Have you any idea how strange it is to read a crime novel in which members of your family appear as characters? But such has been my experience with two of Nicola Upson's novels, An Expert in Murder (2008 -- you can read my review of it here) -- and now the most recent one, Two For Sorrow.
This is actually the third in a series which I suspect will run and run. Nicola Upson has hit upon a smart idea, though not a wholly original one -- instead of inventing a detective, she has resurrected a real one, or rather a real writer of detective fiction. This is Josephine Tey, in my opinion one of the finest writers of crime novels in the mid-20th century. Confusingly, Josephine Tey was actually a pseudonym used by Elizabeth Mackintosh, a lady from Inverness who also wrote plays using the name Gordon Daviot. But that's by the by, really, as Upson wisely uses the name under which she is best known.
Like An Expert in Murder, this new novel is set in 1930s London. Josephine is staying at her club,The Cowdray, and and working on a new book. This one is to be a fictionalised account of two women, Amelia Sach and Annie Walters. Famous as the 'Finchley baby farmers', they were hanged in Holloway Prison in the early years of the century after being found guilty of murdering babies. Josephine is hoping for some help and advice from her old teacher, Celia Bannerman, who, before taking up teaching, had been a wardress in Holloway and had known Amelia Sach. Also helping and advising her is her friend, Detective Inspector Archie Penrose. But soon she and Archie have something rather closer to hand to be concerned with. A young woman, recently released from prison, is found horrifically murdered in the workroom of the costume makers' business where she has been working. And although initially this seems to be a quite separate matter from Josephine's research, links start to appear and it becomes clear that the past, far from being dead and buried, is making itself felt in powerful but mysterious ways.

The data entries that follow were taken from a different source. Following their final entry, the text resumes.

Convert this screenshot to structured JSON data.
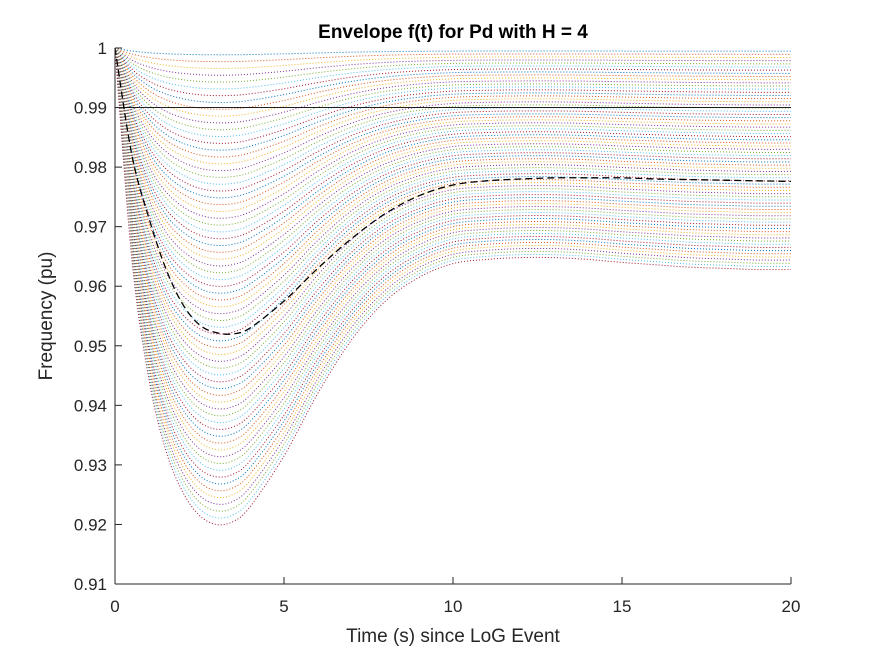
{
  "chart_data": {
    "type": "line",
    "title": "Envelope f(t) for Pd with H = 4",
    "xlabel": "Time (s) since LoG Event",
    "ylabel": "Frequency (pu)",
    "xlim": [
      0,
      20
    ],
    "ylim": [
      0.91,
      1
    ],
    "xticks": [
      0,
      5,
      10,
      15,
      20
    ],
    "xtick_labels": [
      "0",
      "5",
      "10",
      "15",
      "20"
    ],
    "yticks": [
      0.91,
      0.92,
      0.93,
      0.94,
      0.95,
      0.96,
      0.97,
      0.98,
      0.99,
      1
    ],
    "ytick_labels": [
      "0.91",
      "0.92",
      "0.93",
      "0.94",
      "0.95",
      "0.96",
      "0.97",
      "0.98",
      "0.99",
      "1"
    ],
    "grid": false,
    "legend": "none",
    "envelope_family": {
      "style": "dotted",
      "curve_count": 70,
      "t": [
        0,
        0.5,
        1,
        1.5,
        2,
        2.5,
        3,
        3.5,
        4,
        5,
        6,
        7,
        8,
        9,
        10,
        11,
        12,
        13,
        14,
        15,
        16,
        17,
        18,
        19,
        20
      ],
      "outermost_f": [
        1.0,
        0.9645,
        0.9445,
        0.9325,
        0.9255,
        0.9215,
        0.92,
        0.9205,
        0.923,
        0.9315,
        0.942,
        0.951,
        0.9575,
        0.9615,
        0.9638,
        0.9645,
        0.9648,
        0.9648,
        0.9645,
        0.964,
        0.9636,
        0.9632,
        0.963,
        0.9628,
        0.9628
      ],
      "colors": [
        "#0072BD",
        "#D95319",
        "#EDB120",
        "#7E2F8E",
        "#77AC30",
        "#4DBEEE",
        "#A2142F"
      ]
    },
    "reference_line": {
      "y": 0.99,
      "style": "solid",
      "color": "#000000"
    },
    "highlight_curve": {
      "style": "dashed",
      "color": "#000000",
      "t": [
        0,
        0.5,
        1,
        1.5,
        2,
        2.5,
        3,
        3.5,
        4,
        5,
        6,
        7,
        8,
        9,
        10,
        11,
        12,
        13,
        14,
        15,
        16,
        17,
        18,
        19,
        20
      ],
      "f": [
        1.0,
        0.982,
        0.9715,
        0.963,
        0.957,
        0.9535,
        0.9522,
        0.952,
        0.953,
        0.9575,
        0.963,
        0.968,
        0.9722,
        0.9752,
        0.977,
        0.9777,
        0.978,
        0.9782,
        0.9782,
        0.9782,
        0.978,
        0.9779,
        0.9778,
        0.9777,
        0.9776
      ]
    }
  }
}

Unfortunately I not only guessed the identity of the murderer, which in any case is revealed some way before the end, but also anticipated the twist which comes in the final pages. I do hate it when that happens. I'd love to say it didn't spoil my enjoyment but obviously it does, just a bit. However there is still a great deal to enjoy in this novel. The uncovering of the (true) facts of the Sach/Walters case and of baby farming in general is fascinating and chilling, and the research into prison conditions in the early twentieth century obviously meticulous. In addition, Josephine's social life mainly revolves around the theatre world of London's West End, and we meet numerous characters who are based on real people with only their names changed. So Josephine's actress friend Lydia is actually Gwen Ffrangcon-Davies, and Gwen's lifetime partner Marda Vanne appears as the beautiful, troubled Marta. Indeed Marta's attempts to seduce Josephine include sending her pages of a journal which, as Nicola Upson reveals in the Afterword, are taken verbatim from a journal letter written by the real Marda Vanne to the real Josephine Tey. Goodness! And, as I said at the beginning, my own relatives also appear -- my mother, Sophie Harris, as Lettice Motley and my aunt Margaret Harris as Ronnie Motley. In real life, Motley was the name under which they worked as theatre designers at this period, and their workshop in St Martin's Lane is here described in detail and indeed becomes the scene of the first murder. Strange. I am eagerly awaiting my father's appearance in one of Nicola Upson's forthcoming novels. But all of that notwithstanding, I think she does a great job of mingling fact and fiction. A very enjoyable read.